Real-Time Fingers Detector Over an Object

Introduction

Recently, I had the opportunity to build a PoC (Proof of Concept — a demo) to resolve a specific computer vision problem and it was a cool experience, so why not share it?

The goal of the demo was to detect in real-time, having as input a video stream from a camera, if a specific object — a fake id card — has fingers on it, covering information that could be used, for example, in OCR tasks once the frame is achieved.

In other words, a system that can help to automate the capture of id document being confident all the relevant data on it is visible.

Examples (bad, bad, ok)

What we’ll cover

In brief, these are the points we’ll cover:

the importance of building a working example, even if imperfect, to validate an approach
how using a standard framework — CRISP-DM — even in a lighter version, can be very useful to guide through all the important phases of the project
working code

Important note: no fingers were harmed during the making of this project :)

So let’s begin!

Building a working example

The goal to create a working model is to validate an approach and see if the first results are pointing in the right direction or fail fast and try something different.

A PoC is a working example that can be used both internally during development, both to show to someone as — guess what — a proof to demonstrate the validity of the approach.

But before starting to code, it is imperative to understand the problem, the available data and everything needed to be known upfront.

For doing this, using a structured approach can help, and here CRISP-DM comes to play.

Using a CRISP-DM based approach

CRISP-DM (Cross-Industry Standard Process for Data Mining) is a framework used to have a precise and repeatable list of steps and tasks while addressing a data-oriented problem.

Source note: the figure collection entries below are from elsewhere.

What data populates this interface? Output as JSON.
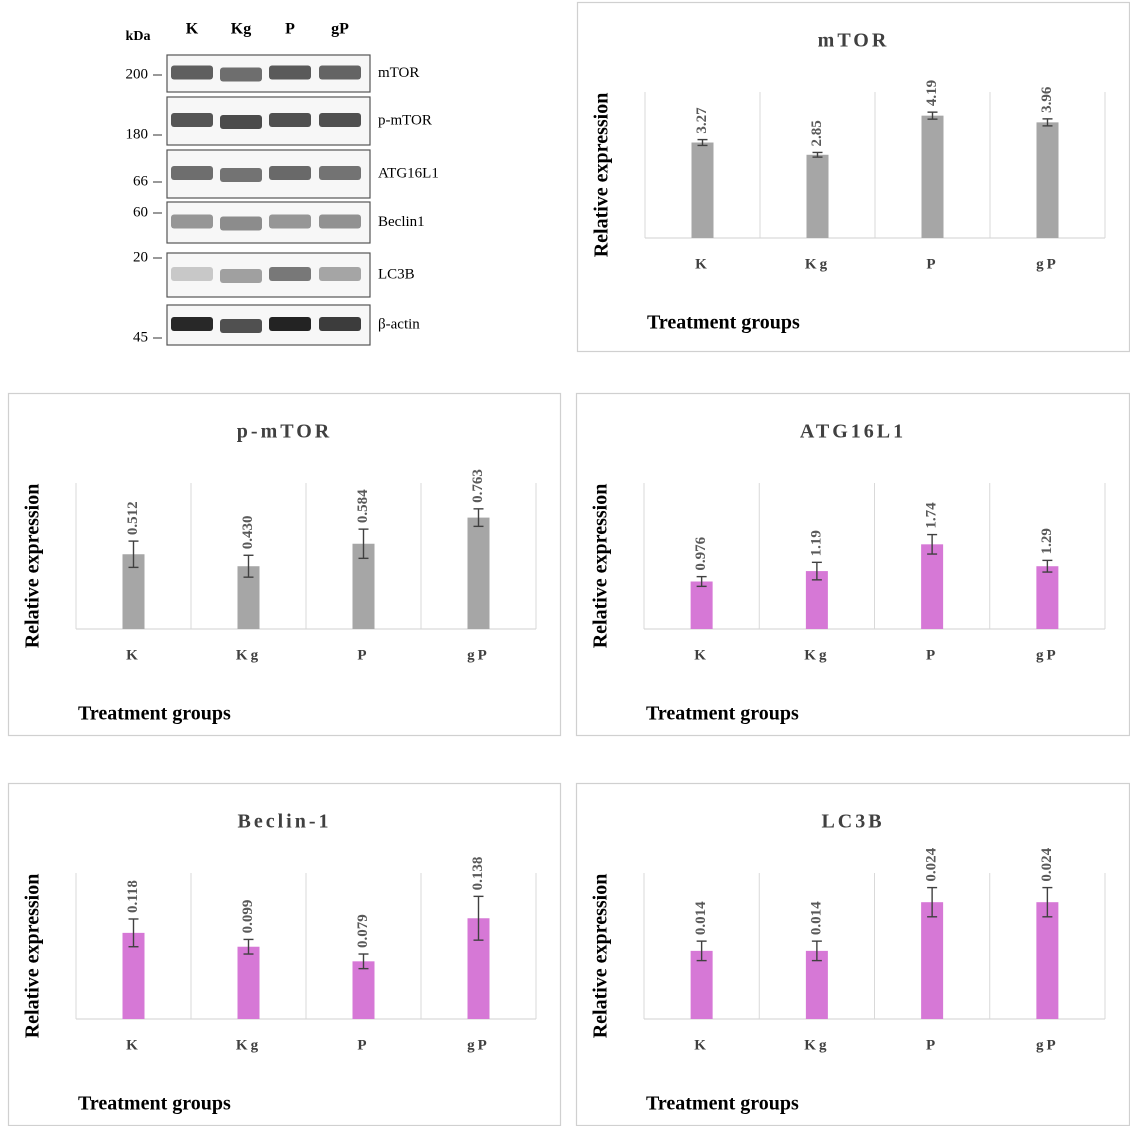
{
  "blot": {
    "header": "kDa",
    "lanes": [
      "K",
      "Kg",
      "P",
      "gP"
    ],
    "markers": [
      "200",
      "180",
      "66",
      "60",
      "20",
      "45"
    ],
    "proteins": [
      "mTOR",
      "p-mTOR",
      "ATG16L1",
      "Beclin1",
      "LC3B",
      "β-actin"
    ]
  },
  "chart_data": [
    {
      "type": "bar",
      "title": "mTOR",
      "ylabel": "Relative expression",
      "xlabel": "Treatment groups",
      "categories": [
        "K",
        "Kg",
        "P",
        "gP"
      ],
      "values": [
        3.27,
        2.85,
        4.19,
        3.96
      ],
      "errors": [
        0.1,
        0.08,
        0.12,
        0.12
      ],
      "color": "#a6a6a6",
      "ylim": [
        0,
        5
      ],
      "grid": true
    },
    {
      "type": "bar",
      "title": "p-mTOR",
      "ylabel": "Relative expression",
      "xlabel": "Treatment groups",
      "categories": [
        "K",
        "Kg",
        "P",
        "gP"
      ],
      "values": [
        0.512,
        0.43,
        0.584,
        0.763
      ],
      "value_labels": [
        "0.512",
        "0.430",
        "0.584",
        "0.763"
      ],
      "errors": [
        0.09,
        0.075,
        0.1,
        0.06
      ],
      "color": "#a6a6a6",
      "ylim": [
        0,
        1
      ],
      "grid": true
    },
    {
      "type": "bar",
      "title": "ATG16L1",
      "ylabel": "Relative expression",
      "xlabel": "Treatment groups",
      "categories": [
        "K",
        "Kg",
        "P",
        "gP"
      ],
      "values": [
        0.976,
        1.19,
        1.74,
        1.29
      ],
      "errors": [
        0.1,
        0.18,
        0.2,
        0.12
      ],
      "color": "#d678d6",
      "ylim": [
        0,
        3
      ],
      "grid": true
    },
    {
      "type": "bar",
      "title": "Beclin-1",
      "ylabel": "Relative expression",
      "xlabel": "Treatment groups",
      "categories": [
        "K",
        "Kg",
        "P",
        "gP"
      ],
      "values": [
        0.118,
        0.099,
        0.079,
        0.138
      ],
      "errors": [
        0.019,
        0.01,
        0.01,
        0.03
      ],
      "color": "#d678d6",
      "ylim": [
        0,
        0.2
      ],
      "grid": true
    },
    {
      "type": "bar",
      "title": "LC3B",
      "ylabel": "Relative expression",
      "xlabel": "Treatment groups",
      "categories": [
        "K",
        "Kg",
        "P",
        "gP"
      ],
      "values": [
        0.014,
        0.014,
        0.024,
        0.024
      ],
      "errors": [
        0.002,
        0.002,
        0.003,
        0.003
      ],
      "color": "#d678d6",
      "ylim": [
        0,
        0.03
      ],
      "grid": true
    }
  ]
}
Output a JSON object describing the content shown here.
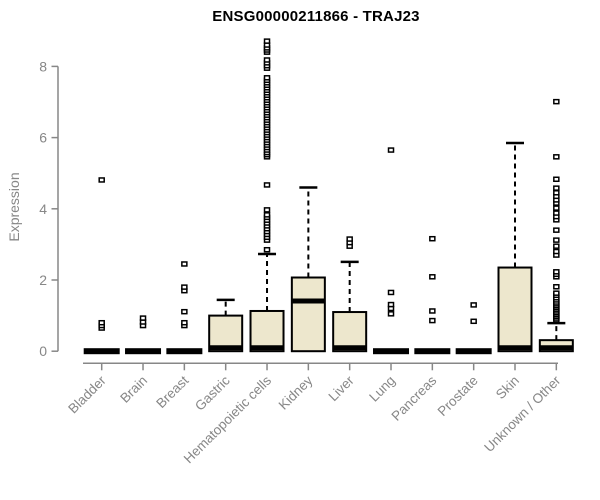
{
  "chart_data": {
    "type": "boxplot",
    "title": "ENSG00000211866 - TRAJ23",
    "ylabel": "Expression",
    "xlabel": "",
    "ylim": [
      0,
      8.8
    ],
    "yticks": [
      0,
      2,
      4,
      6,
      8
    ],
    "grid": false,
    "legend": "none",
    "colors": {
      "box_fill": "#EDE7CD",
      "box_stroke": "#000000",
      "axis": "#878787",
      "tick_label": "#878787",
      "title": "#000000"
    },
    "categories": [
      "Bladder",
      "Brain",
      "Breast",
      "Gastric",
      "Hematopoietic cells",
      "Kidney",
      "Liver",
      "Lung",
      "Pancreas",
      "Prostate",
      "Skin",
      "Unknown / Other"
    ],
    "boxes": [
      {
        "category": "Bladder",
        "q1": 0,
        "median": 0,
        "q3": 0,
        "whisker_low": 0,
        "whisker_high": 0,
        "outliers": [
          0.65,
          0.72,
          0.8,
          4.81
        ]
      },
      {
        "category": "Brain",
        "q1": 0,
        "median": 0,
        "q3": 0,
        "whisker_low": 0,
        "whisker_high": 0,
        "outliers": [
          0.72,
          0.82,
          0.93
        ]
      },
      {
        "category": "Breast",
        "q1": 0,
        "median": 0,
        "q3": 0,
        "whisker_low": 0,
        "whisker_high": 0,
        "outliers": [
          0.72,
          0.8,
          1.11,
          1.7,
          1.8,
          2.45
        ]
      },
      {
        "category": "Gastric",
        "q1": 0,
        "median": 0.03,
        "q3": 1.0,
        "whisker_low": 0,
        "whisker_high": 1.44,
        "outliers": []
      },
      {
        "category": "Hematopoietic cells",
        "q1": 0,
        "median": 0.05,
        "q3": 1.13,
        "whisker_low": 0,
        "whisker_high": 2.73,
        "outliers": [
          2.85,
          3.12,
          3.2,
          3.28,
          3.36,
          3.44,
          3.52,
          3.6,
          3.68,
          3.76,
          3.83,
          3.97,
          4.67,
          5.46,
          5.52,
          5.58,
          5.65,
          5.72,
          5.79,
          5.86,
          5.93,
          6.0,
          6.07,
          6.14,
          6.21,
          6.28,
          6.35,
          6.42,
          6.49,
          6.56,
          6.63,
          6.7,
          6.77,
          6.84,
          6.91,
          6.98,
          7.05,
          7.12,
          7.19,
          7.26,
          7.33,
          7.4,
          7.47,
          7.54,
          7.61,
          7.68,
          7.95,
          8.02,
          8.1,
          8.18,
          8.4,
          8.46,
          8.52,
          8.6,
          8.71
        ]
      },
      {
        "category": "Kidney",
        "q1": 0,
        "median": 1.41,
        "q3": 2.07,
        "whisker_low": 0,
        "whisker_high": 4.6,
        "outliers": []
      },
      {
        "category": "Liver",
        "q1": 0,
        "median": 0.04,
        "q3": 1.1,
        "whisker_low": 0,
        "whisker_high": 2.51,
        "outliers": [
          2.95,
          3.05,
          3.15
        ]
      },
      {
        "category": "Lung",
        "q1": 0,
        "median": 0,
        "q3": 0,
        "whisker_low": 0,
        "whisker_high": 0,
        "outliers": [
          1.05,
          1.2,
          1.31,
          1.65,
          5.65
        ]
      },
      {
        "category": "Pancreas",
        "q1": 0,
        "median": 0,
        "q3": 0,
        "whisker_low": 0,
        "whisker_high": 0,
        "outliers": [
          0.86,
          1.13,
          2.09,
          3.16
        ]
      },
      {
        "category": "Prostate",
        "q1": 0,
        "median": 0,
        "q3": 0,
        "whisker_low": 0,
        "whisker_high": 0,
        "outliers": [
          0.84,
          1.3
        ]
      },
      {
        "category": "Skin",
        "q1": 0,
        "median": 0.04,
        "q3": 2.35,
        "whisker_low": 0,
        "whisker_high": 5.85,
        "outliers": []
      },
      {
        "category": "Unknown / Other",
        "q1": 0,
        "median": 0.03,
        "q3": 0.31,
        "whisker_low": 0,
        "whisker_high": 0.79,
        "outliers": [
          0.88,
          0.93,
          0.98,
          1.03,
          1.08,
          1.13,
          1.18,
          1.23,
          1.28,
          1.33,
          1.38,
          1.44,
          1.5,
          1.57,
          1.63,
          1.81,
          2.09,
          2.16,
          2.23,
          2.7,
          2.8,
          2.95,
          3.12,
          3.4,
          3.69,
          3.78,
          3.88,
          4.02,
          4.16,
          4.25,
          4.35,
          4.45,
          4.58,
          4.83,
          5.46,
          7.01
        ]
      }
    ]
  }
}
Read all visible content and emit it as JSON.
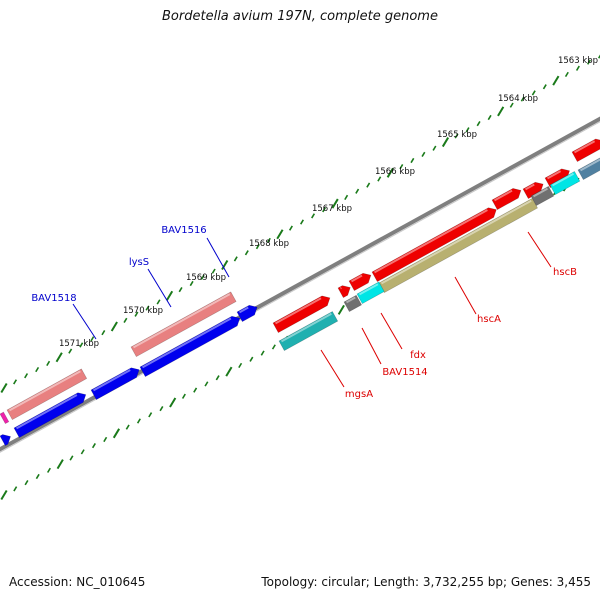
{
  "title": "Bordetella avium 197N, complete genome",
  "footer": {
    "accession": "Accession: NC_010645",
    "topology": "Topology: circular; Length: 3,732,255 bp; Genes: 3,455"
  },
  "ticks": [
    {
      "label": "1563 kbp"
    },
    {
      "label": "1564 kbp"
    },
    {
      "label": "1565 kbp"
    },
    {
      "label": "1566 kbp"
    },
    {
      "label": "1567 kbp"
    },
    {
      "label": "1568 kbp"
    },
    {
      "label": "1569 kbp"
    },
    {
      "label": "1570 kbp"
    },
    {
      "label": "1571 kbp"
    }
  ],
  "gene_labels": [
    {
      "name": "BAV1516",
      "color": "#0000cc"
    },
    {
      "name": "lysS",
      "color": "#0000cc"
    },
    {
      "name": "BAV1518",
      "color": "#0000cc"
    },
    {
      "name": "hscB",
      "color": "#dd0000"
    },
    {
      "name": "hscA",
      "color": "#dd0000"
    },
    {
      "name": "fdx",
      "color": "#dd0000"
    },
    {
      "name": "BAV1514",
      "color": "#dd0000"
    },
    {
      "name": "mgsA",
      "color": "#dd0000"
    }
  ],
  "colors": {
    "backbone": "#7f7f7f",
    "tick": "#1a7a1a",
    "forward_gene": "#ee0000",
    "reverse_gene": "#0000ee",
    "pink_gene": "#e88080",
    "cyan_gene": "#00e5e5",
    "teal_gene": "#20b0b0",
    "olive_gene": "#b8b070",
    "gray_gene": "#707070",
    "steel_gene": "#5080a0",
    "magenta_gene": "#ee22aa"
  }
}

As the name suggests, it’s used on Data Mining projects, existing since 1999 — but can be used for today’s ML projects too, as they are heavily data-oriented also.

Here you can see the main phases of the iterative process, starting from business problems to production deployment.

So let’s follow it describing what was done in the PoC, skipping steps not useful for a demo, like preparing a project plan or assessing cost/benefit analysis.

Business understanding

The business necessity is to automate a process of capturing a document and be sure the retrieved data can be used for further uses: specifically, a picture containing the whole document, without something covering part of it.

As the process is done using a camera, while the card owner is holding the document in front of it, the goal is to be sure we can terminate the capturing session with useful data.

Being a PoC, developed in just a few days, constraints were introduced to keep it simple:

fixed capture area to avoid the necessity to track the object and deal with distance from the camera — a restriction that I guess can be used in production systems too. A simple blue box will indicate the area of interest on the screen in the demo
in this article, for privacy reasons, a fake document was used and not a real id card
only side parts of the document considered — more on this later
not great attention to focus — a simple blur threshold check function, based on Laplacian variance, was used but it turned out was very dependent on light conditions, so it cannot be generalized. Probably a dedicate ML solution for this part, as an advanced preprocess step, could be more efficient
only fingers considered as unwanted objects
limited evaluation and training dataset, captured with a specific camera — just used my laptop to capture and evaluate data

The success criteria were based both on accuracy measures (objective) and how a live example is working (empirically).

Data Understanding

The input data were images taken from a video stream created by using the laptop camera.

Data Preparation

Capturing a high number of nearly identical frames could be annoying, so a parameter was introduced to capture or evaluate only a frame every x frames in the video stream.

As inputs, from the original frame, two subsets were considered for capture and evaluation, left-right borders and top-bottom borders, built selecting and putting together the specific image parts.

Top-bottom and left-right frames capture

No further preprocessing was done.

No other features were added, besides colored image matrix representation.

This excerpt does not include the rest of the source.